Cependant, ce n’est pas toute l’histoire. Selon le rapport de mars 2021 de la Banque centrale d’Iran (CBI), le taux d’inflation atteignait 50%.

En d’autres termes, étant donné l’absence de croissance économique du pays et une augmentation sans précédent des prix des dépenses de subsistance des citoyens, les citoyens sont obligés de réduire chaque jour leur panier de produits.

Selon le National Statistic Center, le revenu par habitant des ménages a diminué de moins d’un tiers dans les années 2010. Pendant ce temps, la consommation moyenne des principales denrées alimentaires comme le riz, le poulet, la viande rouge et le poisson a diminué et le taux de pauvreté a augmenté.

Pourquoi l’économie iranienne s’est-elle détériorée ?

Il y a d’énormes raisons à de telles circonstances. Par exemple, plusieurs économistes estiment que la liquidité est la principale raison de l’inflation. Cependant, pourquoi la liquidité a-t-elle grimpé en flèche? Les experts soulignent les déficits budgétaires massifs du gouvernement.
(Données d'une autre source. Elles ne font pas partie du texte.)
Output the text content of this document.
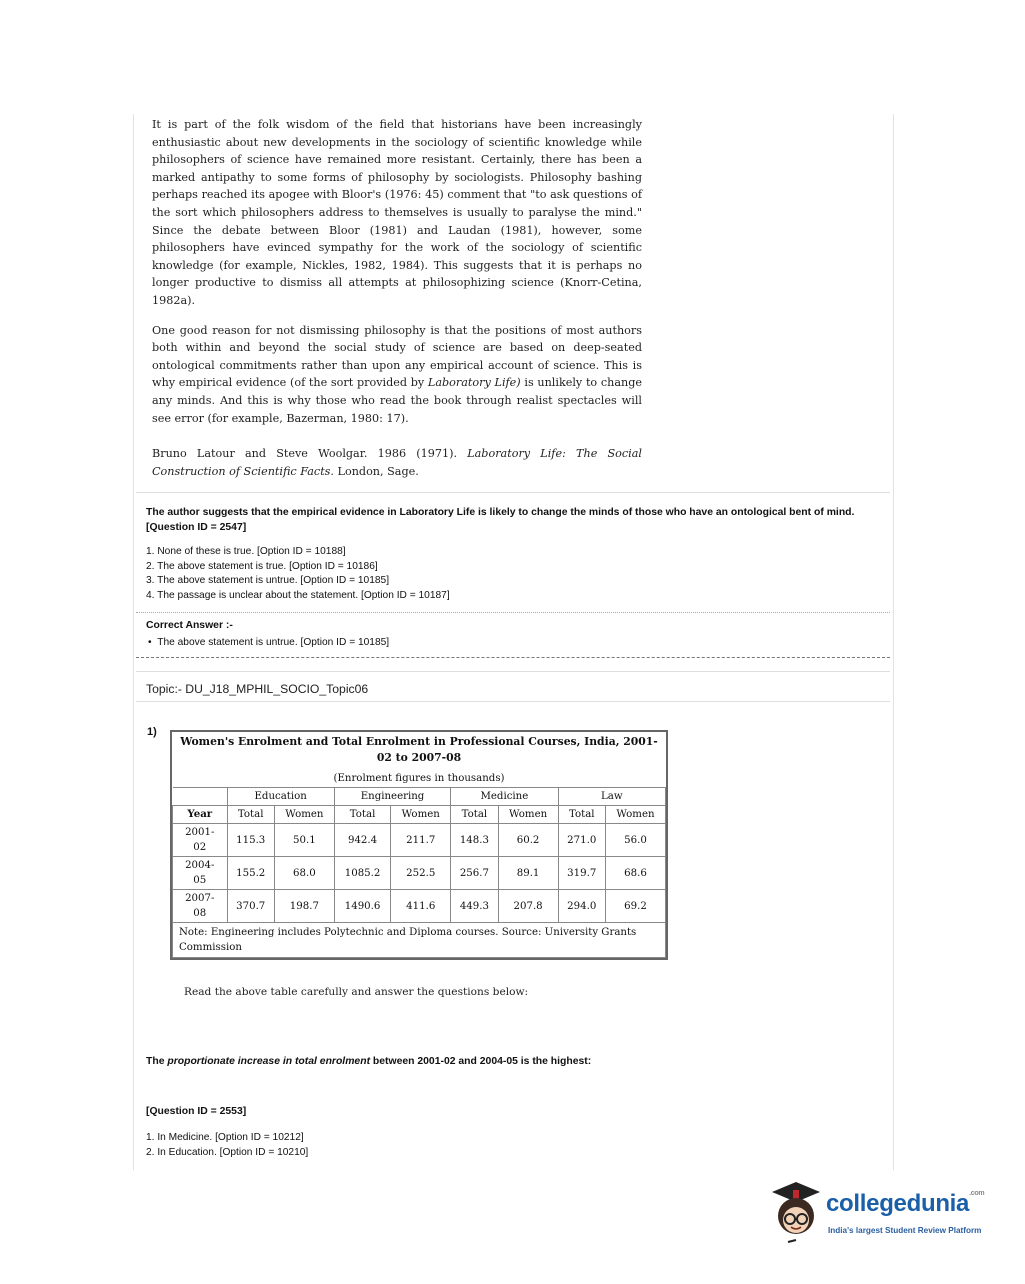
It is part of the folk wisdom of the field that historians have been increasingly enthusiastic about new developments in the sociology of scientific knowledge while philosophers of science have remained more resistant. Certainly, there has been a marked antipathy to some forms of philosophy by sociologists. Philosophy bashing perhaps reached its apogee with Bloor's (1976: 45) comment that "to ask questions of the sort which philosophers address to themselves is usually to paralyse the mind." Since the debate between Bloor (1981) and Laudan (1981), however, some philosophers have evinced sympathy for the work of the sociology of scientific knowledge (for example, Nickles, 1982, 1984). This suggests that it is perhaps no longer productive to dismiss all attempts at philosophizing science (Knorr-Cetina, 1982a).

One good reason for not dismissing philosophy is that the positions of most authors both within and beyond the social study of science are based on deep-seated ontological commitments rather than upon any empirical account of science. This is why empirical evidence (of the sort provided by Laboratory Life) is unlikely to change any minds. And this is why those who read the book through realist spectacles will see error (for example, Bazerman, 1980: 17).

Bruno Latour and Steve Woolgar. 1986 (1971). Laboratory Life: The Social Construction of Scientific Facts. London, Sage.

The author suggests that the empirical evidence in Laboratory Life is likely to change the minds of those who have an ontological bent of mind. [Question ID = 2547]

1. None of these is true. [Option ID = 10188]

2. The above statement is true. [Option ID = 10186]

3. The above statement is untrue. [Option ID = 10185]

4. The passage is unclear about the statement. [Option ID = 10187]

Correct Answer :-
•  The above statement is untrue. [Option ID = 10185]
Topic:- DU_J18_MPHIL_SOCIO_Topic06
1)
Women's Enrolment and Total Enrolment in Professional Courses, India, 2001-02 to 2007-08								
(Enrolment figures in thousands)								
	Education		Engineering		Medicine		Law	
Year	Total	Women	Total	Women	Total	Women	Total	Women
2001-
02	115.3	50.1	942.4	211.7	148.3	60.2	271.0	56.0
2004-
05	155.2	68.0	1085.2	252.5	256.7	89.1	319.7	68.6
2007-
08	370.7	198.7	1490.6	411.6	449.3	207.8	294.0	69.2
Note: Engineering includes Polytechnic and Diploma courses. Source: University Grants Commission								
Read the above table carefully and answer the questions below:
The proportionate increase in total enrolment between 2001-02 and 2004-05 is the highest:
[Question ID = 2553]

1. In Medicine. [Option ID = 10212]

2. In Education. [Option ID = 10210]

collegedunia$^{.com}$
India's largest Student Review Platform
D’autres estiment que l’impression effrénée des billets de banque en est la principale raison. Pour contrer les désordres bancaires et pour sauver leur réputation, les banques ont distribué des billets imprimés à un nombre incalculable.
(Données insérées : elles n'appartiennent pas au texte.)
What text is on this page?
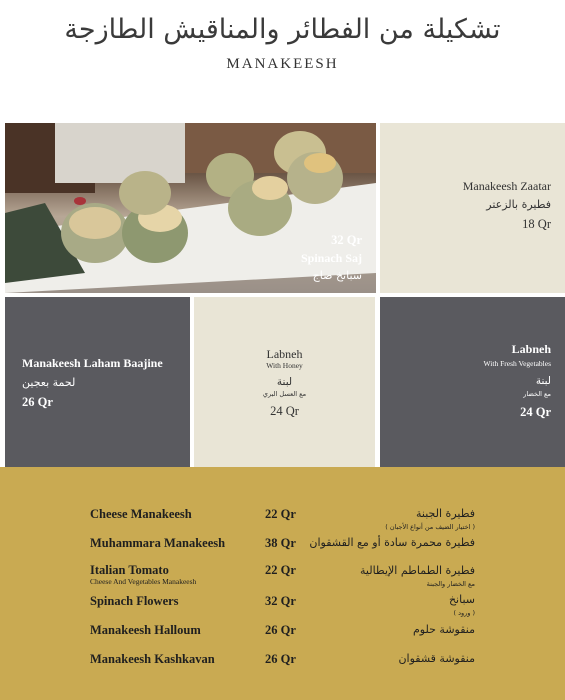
تشكيلة من الفطائر والمناقيش الطازجة
MANAKEESH
32 Qr
Spinach Saj
سبانخ صاج
Manakeesh Zaatar
فطيرة بالزعتر
18 Qr
Manakeesh Laham Baajine
لحمة بعجين
26 Qr
Labneh
With Honey
لبنة
مع العسل البري
24 Qr
Labneh
With Fresh Vegetables
لبنة
مع الخضار
24 Qr
Cheese Manakeesh	22 Qr	فطيرة الجبنة
( اختيار الضيف من أنواع الأجبان )
Muhammara Manakeesh	38 Qr فطيرة محمرة سادة أو مع القشقوان
Italian Tomato
Cheese And Vegetables Manakeesh
22 Qr	فطيرة الطماطم الإيطالية
مع الخضار والجبنة
Spinach Flowers	32 Qr	سبانخ
( ورود )
Manakeesh Halloum	26 Qr	منقوشة حلوم
Manakeesh Kashkavan	26 Qr	منقوشة قشقوان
Et un groupe d’observateurs soulignant les mauvaises décisions de CBI quant au dilemme central. Ils expliquent qu’en raison de la pénurie de revenus pétroliers, le gouvernement a utilisé les devises réservées de la CBI pour compenser ses déficits. À cet égard, les dettes du gouvernement envers la CBI ont augmenté.

D’un autre côté, la majorité des gens avaient perdu leur capacité d’acheter des devises au gouvernement. Par conséquent, le gouvernement n’a pas pu compenser ses coûts et ses avantages. Les commerces de détail ne pouvaient pas importer de matières premières et d’équipement. Le cycle de production n’a pas fonctionné. Le rial a été davantage dévalué. Et le pays faisait face à une liquidité effrénée.
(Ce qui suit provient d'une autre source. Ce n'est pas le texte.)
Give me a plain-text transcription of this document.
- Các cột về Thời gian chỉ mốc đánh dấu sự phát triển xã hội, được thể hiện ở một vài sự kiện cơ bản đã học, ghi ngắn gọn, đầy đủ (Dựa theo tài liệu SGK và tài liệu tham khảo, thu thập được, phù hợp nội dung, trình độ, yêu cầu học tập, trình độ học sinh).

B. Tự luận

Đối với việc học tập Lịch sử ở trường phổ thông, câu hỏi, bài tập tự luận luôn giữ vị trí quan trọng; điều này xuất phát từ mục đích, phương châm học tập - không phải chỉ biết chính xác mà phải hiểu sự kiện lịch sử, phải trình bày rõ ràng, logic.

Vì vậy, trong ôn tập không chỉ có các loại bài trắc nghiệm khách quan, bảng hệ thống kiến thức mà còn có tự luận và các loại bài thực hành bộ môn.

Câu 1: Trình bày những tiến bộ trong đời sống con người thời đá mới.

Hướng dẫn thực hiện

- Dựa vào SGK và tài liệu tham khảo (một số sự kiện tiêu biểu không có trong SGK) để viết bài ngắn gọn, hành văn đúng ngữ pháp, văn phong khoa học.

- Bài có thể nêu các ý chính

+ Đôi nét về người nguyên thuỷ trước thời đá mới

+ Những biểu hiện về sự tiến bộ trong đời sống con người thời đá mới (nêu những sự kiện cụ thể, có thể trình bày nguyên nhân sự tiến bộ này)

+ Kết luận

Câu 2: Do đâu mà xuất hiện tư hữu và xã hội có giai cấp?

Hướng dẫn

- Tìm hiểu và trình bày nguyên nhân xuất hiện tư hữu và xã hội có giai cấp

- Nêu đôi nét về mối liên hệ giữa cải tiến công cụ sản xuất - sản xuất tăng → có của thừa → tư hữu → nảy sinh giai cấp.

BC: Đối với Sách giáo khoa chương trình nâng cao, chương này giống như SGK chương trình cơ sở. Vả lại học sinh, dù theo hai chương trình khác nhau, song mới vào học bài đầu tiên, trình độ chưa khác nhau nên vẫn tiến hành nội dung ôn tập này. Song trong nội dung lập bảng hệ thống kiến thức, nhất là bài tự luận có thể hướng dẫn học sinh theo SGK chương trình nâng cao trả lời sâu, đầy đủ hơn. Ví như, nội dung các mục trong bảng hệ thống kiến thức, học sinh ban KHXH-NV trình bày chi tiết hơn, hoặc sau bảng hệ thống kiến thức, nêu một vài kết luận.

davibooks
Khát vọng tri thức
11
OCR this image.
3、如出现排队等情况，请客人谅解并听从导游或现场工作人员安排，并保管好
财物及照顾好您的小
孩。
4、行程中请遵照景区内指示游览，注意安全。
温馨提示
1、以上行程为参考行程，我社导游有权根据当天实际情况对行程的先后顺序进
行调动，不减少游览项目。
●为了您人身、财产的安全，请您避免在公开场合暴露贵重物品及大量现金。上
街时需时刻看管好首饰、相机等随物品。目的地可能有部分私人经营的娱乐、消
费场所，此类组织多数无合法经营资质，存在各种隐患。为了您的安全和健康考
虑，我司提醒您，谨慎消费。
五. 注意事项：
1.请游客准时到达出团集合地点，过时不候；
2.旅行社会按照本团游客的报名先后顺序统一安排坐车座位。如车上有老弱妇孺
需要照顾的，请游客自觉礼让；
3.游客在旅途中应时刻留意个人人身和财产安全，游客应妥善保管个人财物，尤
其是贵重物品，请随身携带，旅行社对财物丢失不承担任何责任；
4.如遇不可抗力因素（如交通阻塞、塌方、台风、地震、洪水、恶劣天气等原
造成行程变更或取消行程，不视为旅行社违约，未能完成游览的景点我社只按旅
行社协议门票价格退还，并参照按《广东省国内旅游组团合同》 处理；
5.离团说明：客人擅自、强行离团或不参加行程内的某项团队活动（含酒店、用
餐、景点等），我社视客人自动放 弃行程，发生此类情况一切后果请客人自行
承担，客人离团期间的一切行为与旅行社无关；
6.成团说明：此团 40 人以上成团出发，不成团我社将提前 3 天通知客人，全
En effet, une monnaie non prise en charge a conduit le système financier du pays au bord de l’effondrement. Selon le rapport de la CBI, le volume de liquidités a atteint 33,08 quadrillions de rial [1,323 billion de dollars], a rapporté Eghtesadnews.com le 7 mars.

D’autre part, le gouvernement augmente constamment les prix des biens essentiels. Aucun jour ne se passe sans de fortes hausses des prix du sucre, du pain, du riz, de l’huile alimentaire et d’autres produits de base. En un mot, les officiels ajoutent des sel aux blessures de personnes qui n’ont plus rien à perdre.